Utah Governor Gary Herbert has called for an investigation to see if the list was compiled by someone with access to state databases containing personal information.
AMY GOODMAN: The list arrived at media outlets with a letter signed by "Concerned Citizens of the United States" that says, quote, "Our group observes these individuals in our neighborhoods, driving our streets, working in our stores, attending our schools and entering our public welfare buildings." It goes on to blame undocumented immigrants for rising crime, alcohol and drug abuse, and domestic violence, and adds, quote, "We plan to provide your office with new lists on a continual basis and request — no insist — that your agency take immediate and forceful action to the individuals on this list and begin deportation now."
Well, for more on this story, we’re joined now from Salt Lake City, Utah by Tony Yapias, the director of Proyecto Latino de Utah. He is the former director of the Utah Office of Hispanic Affairs and has seen a copy of the list.
Tony Yapias, thanks so much for joining us. What is the response in Utah in your community?

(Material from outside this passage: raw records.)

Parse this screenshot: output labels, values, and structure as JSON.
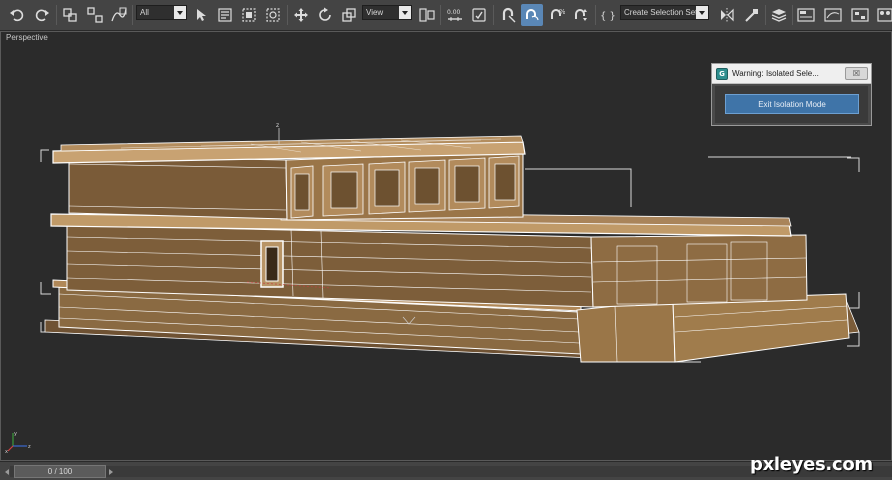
{
  "toolbar": {
    "selection_filter": "All",
    "reference_coordinate": "View",
    "named_selection": "Create Selection Set",
    "icons": [
      "undo-icon",
      "redo-icon",
      "select-and-link-icon",
      "unlink-selection-icon",
      "bind-to-space-warp-icon",
      "select-object-icon",
      "select-by-name-icon",
      "rectangular-selection-region-icon",
      "window-crossing-icon",
      "select-and-move-icon",
      "select-and-rotate-icon",
      "select-and-scale-icon",
      "use-pivot-center-icon",
      "select-and-manipulate-icon",
      "keyboard-shortcut-override-icon",
      "snaps-toggle-icon",
      "angle-snap-icon",
      "percent-snap-icon",
      "spinner-snap-icon",
      "edit-named-selection-icon",
      "mirror-icon",
      "align-icon",
      "layer-manager-icon",
      "ribbon-icon",
      "curve-editor-icon",
      "schematic-view-icon",
      "material-editor-icon",
      "render-setup-icon"
    ]
  },
  "viewport": {
    "label": "Perspective",
    "axis_labels": {
      "x": "x",
      "y": "y",
      "z": "z"
    },
    "gizmo_label": "z"
  },
  "dialog": {
    "title": "Warning: Isolated Sele...",
    "close_label": "☒",
    "app_icon_letter": "G",
    "button_label": "Exit Isolation Mode"
  },
  "timeline": {
    "frame_label": "0 / 100",
    "current_frame": 0,
    "total_frames": 100
  },
  "watermark": {
    "text": "pxleyes.com"
  },
  "colors": {
    "toolbar_bg": "#444444",
    "viewport_bg": "#2b2b2b",
    "model_fill": "#8a6a42",
    "wireframe": "#ffffff",
    "selection_bracket": "#d8d8d8",
    "accent_button": "#3f74a8"
  }
}
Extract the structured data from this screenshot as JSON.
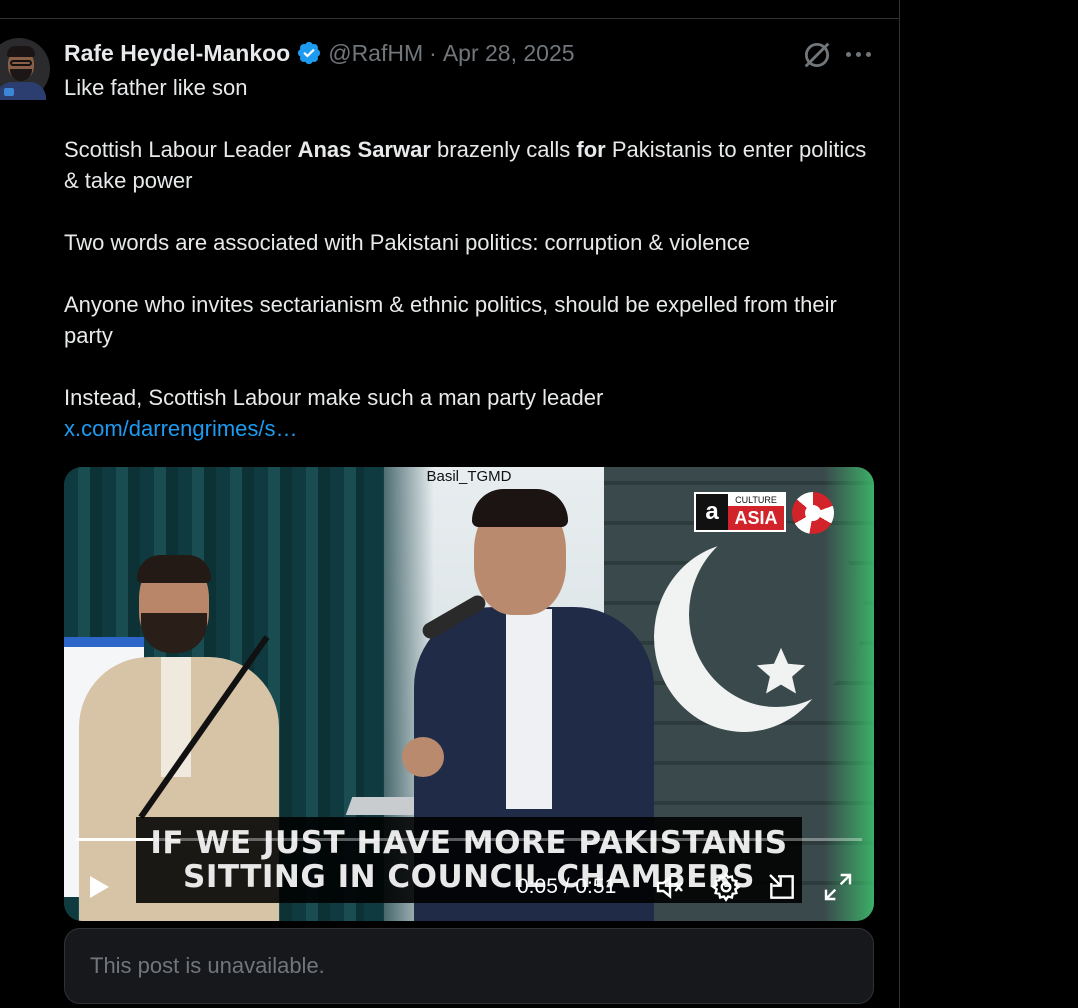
{
  "post": {
    "author_name": "Rafe Heydel-Mankoo",
    "handle": "@RafHM",
    "separator": "·",
    "date": "Apr 28, 2025",
    "verified_icon": "verified-badge-icon",
    "grok_icon": "grok-icon",
    "more_icon": "more-options-icon",
    "text": {
      "line1": "Like father like son",
      "p2_a": "Scottish Labour Leader ",
      "p2_b": "Anas Sarwar",
      "p2_c": " brazenly calls ",
      "p2_d": "for",
      "p2_e": " Pakistanis to enter politics & take power",
      "p3": "Two words are associated with Pakistani politics: corruption & violence",
      "p4": "Anyone who invites sectarianism & ethnic politics, should be expelled from their party",
      "p5": "Instead, Scottish Labour make such a man party leader",
      "link": "x.com/darrengrimes/s…"
    }
  },
  "video": {
    "watermark": "Basil_TGMD",
    "logo_culture": "CULTURE",
    "logo_asia": "ASIA",
    "logo_letter": "a",
    "caption_line1": "IF WE JUST HAVE MORE PAKISTANIS",
    "caption_line2": "SITTING IN COUNCIL CHAMBERS",
    "time": "0:05 / 0:51",
    "progress": 0.098,
    "controls": [
      "play-icon",
      "mute-icon",
      "settings-gear-icon",
      "picture-in-picture-icon",
      "fullscreen-icon"
    ]
  },
  "quoted_post": {
    "text": "This post is unavailable."
  },
  "colors": {
    "background": "#000000",
    "text": "#e7e9ea",
    "muted": "#71767b",
    "link": "#1d9bf0",
    "verified": "#1d9bf0"
  }
}
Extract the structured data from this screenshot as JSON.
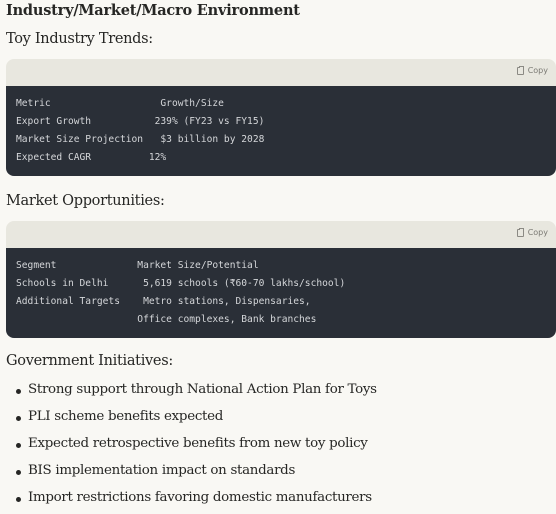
{
  "section_title": "Industry/Market/Macro Environment",
  "toy_trends": {
    "heading": "Toy Industry Trends:",
    "copy_label": "Copy",
    "lines": [
      "Metric                   Growth/Size",
      "Export Growth           239% (FY23 vs FY15)",
      "Market Size Projection   $3 billion by 2028",
      "Expected CAGR          12%"
    ]
  },
  "market_opportunities": {
    "heading": "Market Opportunities:",
    "copy_label": "Copy",
    "lines": [
      "Segment              Market Size/Potential",
      "Schools in Delhi      5,619 schools (₹60-70 lakhs/school)",
      "Additional Targets    Metro stations, Dispensaries,",
      "                     Office complexes, Bank branches"
    ]
  },
  "government": {
    "heading": "Government Initiatives:",
    "items": [
      "Strong support through National Action Plan for Toys",
      "PLI scheme benefits expected",
      "Expected retrospective benefits from new toy policy",
      "BIS implementation impact on standards",
      "Import restrictions favoring domestic manufacturers"
    ]
  }
}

TONY YAPIAS: Good morning. In our community, has been terrorized by this list. Throughout yesterday, we received dozens and dozens of calls, emails, requests, whether or not their names have been on the list, from the members of the Latino community. And so, our community is in a state of fear at this time.
JUAN GONZALEZ: Tony Yapias, some of the press reports indicate that the list was originally sent in April to some government agencies and then only to the media this past week. But there was nothing apparently said by government officials about the list in the last few months, have there?
TONY YAPIAS: Right. It appears that the group got frustrated, because the ICE, the immigration arm of the — of Homeland Security that does the deportations, they weren’t doing anything to round them up, I guess, in their view, and so they figured that by sending out to media outlets, to the governor’s office, to a dozen of law enforcement agencies, they figure, OK, well, we’re going to have to take the laws into our hands by allowing these law enforcement agencies to do it. And so, that’s how this whole thing began over the last couple days.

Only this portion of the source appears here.